Ich muss zugeben, ich habe mich geirrt und die ganze Angelegenheit unterschätzt. Zu Beginn dachte ich, dass das Krisenmanagement allerorts einigermaßen geordnet verläuft, aber inzwischen bewirkt die sogenannte Corona-Krise Dinge, die mir überhaupt nicht gefallen und die ich so nicht habe kommen sehen. Neben der gesundheitlichen Ebene – die ohne Zweifel eine vorrangige ist – dürfen wir soziale, demokratische und auch wirtschaftliche Entwicklungen nicht aus dem Blick verlieren – auch weil diese langfristig mit der gesundheitlichen Ebene verwoben sind.

Fatale Krisenkommunikation

Wir befinden uns zweifellos in einer Ausnahmesituation. Und gerade in solchen Krisenzeiten ist es wichtig, dass von Seiten der Politik und der Behörden sachliche, unzweideutige und kohärente Botschaften ausgesendet werden. Dass skrupellose, populistische Selbstdarsteller wie Donald Trump [Trump’s Coronavirus Calendar] genau das nicht können, weiß man*. Aber die kommunikationstechnische Inkompetenz macht auch vor unseren Breiten nicht Halt und zahlreiche Verantwortungsträger schaffen es tatsächlich regelmäßig durch ihre Aussagen die ohnehin schon verunsicherten Menschen weiter zu verunsichern. Ein paar Beispiele:

  • Ganz zu Beginn der Krise gab es in Innsbruck eine Episode, die damals noch für viele Lacher sorgte, im Nachhinein aber irgendwie bezeichnend für die Handhabung der Krise in Tirol wurde. Der erste Corona-Fall betraf eine Bedienstete des Fünf-Sterne-Hotels „Europa“ am Innsbrucker Bahnhof. Sogleich wurde das Hotel am 26. Februar unter Quarantäne gestellt.  Bei einem Live-Einstieg in die ZiB1 direkt vor dem Hotel berichtete der ORF-Reporter Klaus Schönherr von den Geschehnissen.

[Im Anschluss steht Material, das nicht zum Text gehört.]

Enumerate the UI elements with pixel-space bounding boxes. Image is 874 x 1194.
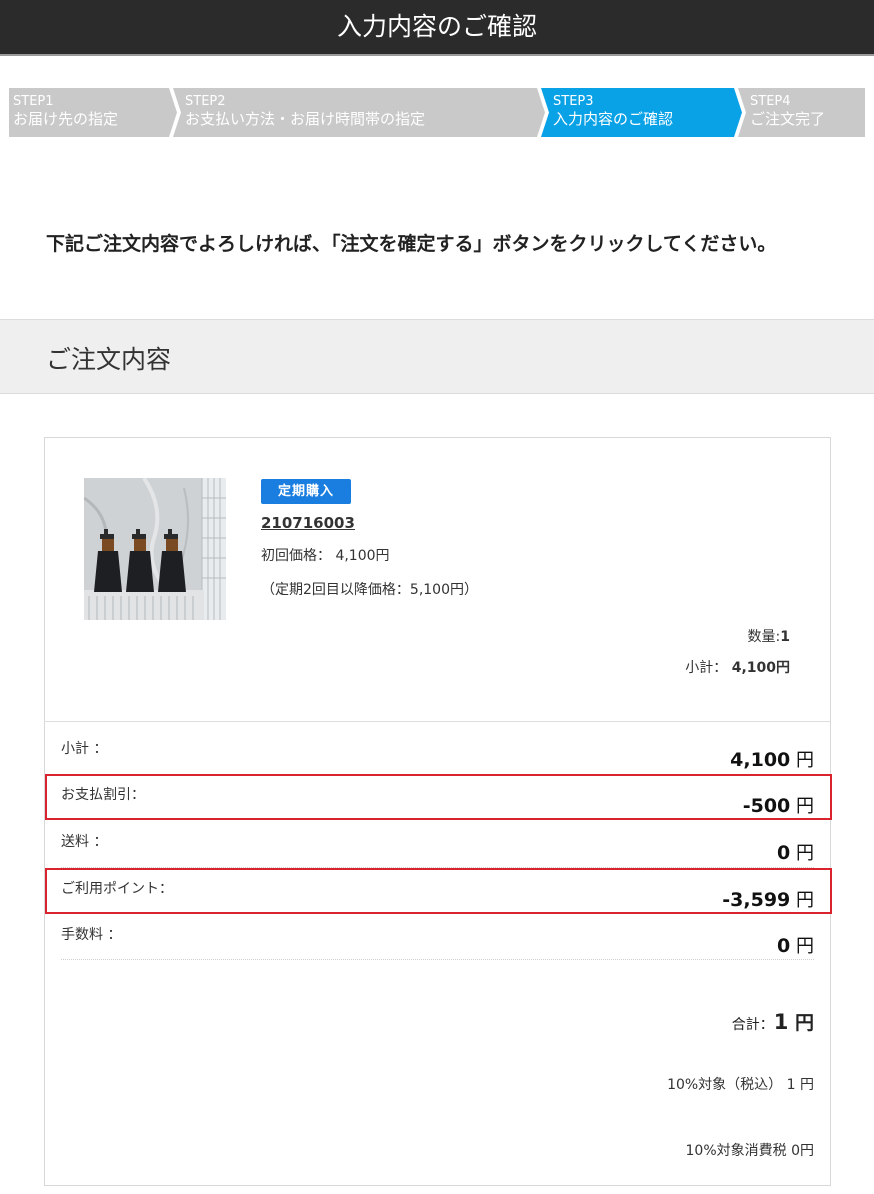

Just in dem Moment, als er die Worte „Die Polizei kontrolliert die Ein- und Ausgänge. Derzeit darf auch niemand hinein oder heraus“ sprach, öffnete sich hinter ihm die Hoteltür und ein Mann mit einem Scooter verlässt seelenruhig das Gebäude und rollt davon. Ein Polizist hält ihm noch die Tür auf. Im Hintergrund hört man den Kameramann, wie er sich vor Lachen kaum noch einkriegen kann.

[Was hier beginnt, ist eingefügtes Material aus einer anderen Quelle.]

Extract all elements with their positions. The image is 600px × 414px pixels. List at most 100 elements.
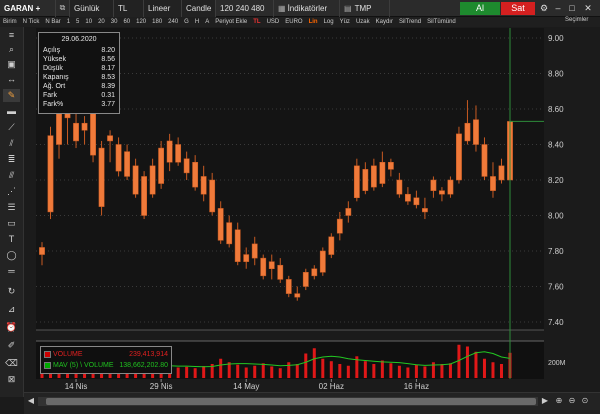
volume-bar xyxy=(202,366,206,378)
price-tick-label: 8.80 xyxy=(548,70,564,79)
volume-bar xyxy=(406,367,410,378)
price-tick-label: 8.60 xyxy=(548,105,564,114)
volume-value: 239,413,914 xyxy=(129,351,168,358)
mav-legend-row: MAV (5) \ VOLUME 138,662,202.80 xyxy=(44,360,168,371)
candle-body xyxy=(405,193,411,202)
date-tick-label: 14 Nis xyxy=(65,382,88,391)
zoom-out-icon[interactable]: ⊖ xyxy=(567,395,577,407)
candle-body xyxy=(226,222,233,245)
price-tick-label: 9.00 xyxy=(548,34,564,43)
candle-body xyxy=(158,147,165,184)
info-value: 8.56 xyxy=(101,56,115,63)
volume-axis-tick: 200M xyxy=(548,360,566,367)
bottom-bar: ◀ ▶ ⊕ ⊖ ⊙ xyxy=(24,392,600,414)
volume-legend: VOLUME 239,413,914 MAV (5) \ VOLUME 138,… xyxy=(40,346,172,374)
info-row: Fark 0.31 xyxy=(43,91,115,100)
candle-body xyxy=(336,218,343,234)
volume-label: VOLUME xyxy=(53,351,83,358)
mav-label: MAV (5) \ VOLUME xyxy=(53,362,114,369)
volume-bar xyxy=(423,366,427,378)
volume-bar xyxy=(261,363,265,378)
candle-body xyxy=(200,176,207,195)
candle-body xyxy=(294,293,301,298)
volume-toggle-checkbox[interactable] xyxy=(44,350,51,358)
ohlc-info-panel: 29.06.2020 Açılış 8.20 Yüksek 8.56 Düşük 8.… xyxy=(38,32,120,114)
candle-body xyxy=(81,122,88,131)
info-date: 29.06.2020 xyxy=(61,36,97,43)
candle-body xyxy=(311,268,318,277)
volume-bar xyxy=(389,363,393,378)
date-tick-label: 14 May xyxy=(233,382,259,391)
candle-body xyxy=(439,190,445,195)
scrollbar-thumb[interactable] xyxy=(46,398,536,405)
candle-body xyxy=(379,162,386,184)
info-value: 8.17 xyxy=(101,65,115,72)
info-row: Düşük 8.17 xyxy=(43,64,115,73)
candle-body xyxy=(251,243,258,259)
price-tick-label: 7.60 xyxy=(548,283,564,292)
candle-body xyxy=(115,144,122,172)
candle-body xyxy=(302,272,309,287)
candle-body xyxy=(39,247,45,255)
candle-body xyxy=(285,279,292,294)
date-tick-label: 16 Haz xyxy=(404,382,429,391)
candle-body xyxy=(166,140,173,163)
info-row: Fark% 3.77 xyxy=(43,100,115,109)
info-value: 3.77 xyxy=(101,101,115,108)
candle-body xyxy=(183,158,190,174)
volume-bar xyxy=(372,364,376,378)
volume-bar xyxy=(380,360,384,378)
candle-body xyxy=(473,119,479,145)
scroll-right-icon[interactable]: ▶ xyxy=(540,395,550,407)
volume-bar xyxy=(397,365,401,378)
candle-body xyxy=(124,151,130,177)
candle-body xyxy=(353,165,360,199)
mav-toggle-checkbox[interactable] xyxy=(44,361,51,369)
volume-bar xyxy=(253,365,257,378)
info-value: 8.20 xyxy=(101,47,115,54)
info-label: Fark xyxy=(43,92,57,99)
candle-body xyxy=(319,250,326,273)
candle-body xyxy=(47,135,54,213)
candle-body xyxy=(413,197,420,206)
volume-bar xyxy=(499,364,503,378)
volume-bar xyxy=(321,358,325,378)
candle-body xyxy=(387,162,394,170)
info-label: Yüksek xyxy=(43,56,66,63)
volume-bar xyxy=(448,363,452,378)
candle-body xyxy=(362,169,369,191)
reset-zoom-icon[interactable]: ⊙ xyxy=(580,395,590,407)
candle-body xyxy=(234,229,241,262)
volume-bar xyxy=(185,366,189,378)
candle-body xyxy=(422,208,428,213)
volume-bar xyxy=(440,364,444,378)
zoom-in-icon[interactable]: ⊕ xyxy=(554,395,564,407)
info-value: 8.39 xyxy=(101,83,115,90)
candle-body xyxy=(277,264,284,280)
volume-legend-row: VOLUME 239,413,914 xyxy=(44,349,168,360)
candle-body xyxy=(396,179,403,195)
date-axis: 14 Nis 29 Nis 14 May 02 Haz 16 Haz xyxy=(65,379,429,391)
candle-body xyxy=(430,179,437,191)
candle-body xyxy=(498,165,505,181)
candle-body xyxy=(243,254,250,262)
info-value: 8.53 xyxy=(101,74,115,81)
candle-body xyxy=(447,179,454,195)
volume-bar xyxy=(414,364,418,378)
volume-bar xyxy=(176,367,180,378)
info-label: Fark% xyxy=(43,101,64,108)
mav-value: 138,662,202.80 xyxy=(119,362,168,369)
volume-bar xyxy=(287,362,291,378)
volume-bar xyxy=(236,364,240,378)
candle-body xyxy=(268,261,275,269)
info-value: 0.31 xyxy=(101,92,115,99)
volume-bar xyxy=(465,346,469,378)
price-tick-label: 8.00 xyxy=(548,212,564,221)
volume-bar xyxy=(474,351,478,378)
info-label: Ağ. Ort xyxy=(43,83,66,90)
candle-body xyxy=(73,122,79,142)
scroll-left-icon[interactable]: ◀ xyxy=(26,395,36,407)
volume-bar xyxy=(219,358,223,378)
candle-body xyxy=(328,236,335,255)
candle-body xyxy=(149,165,156,195)
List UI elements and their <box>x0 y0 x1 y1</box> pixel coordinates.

  • Der österreichische Gesundheitsminister Rudolf Anschober (Grüne) ließ am 14. März verlautbaren (Quelle: TT), dass es in Österreich keine Ausgangssperren geben werde – auch in Zukunft nicht. Am 15. März wurde dann in Tirol de facto eine Ausgangssperre verhängt (Quelle: TT). Mittlerweile gilt diese mehr oder weniger in ganz Österreich.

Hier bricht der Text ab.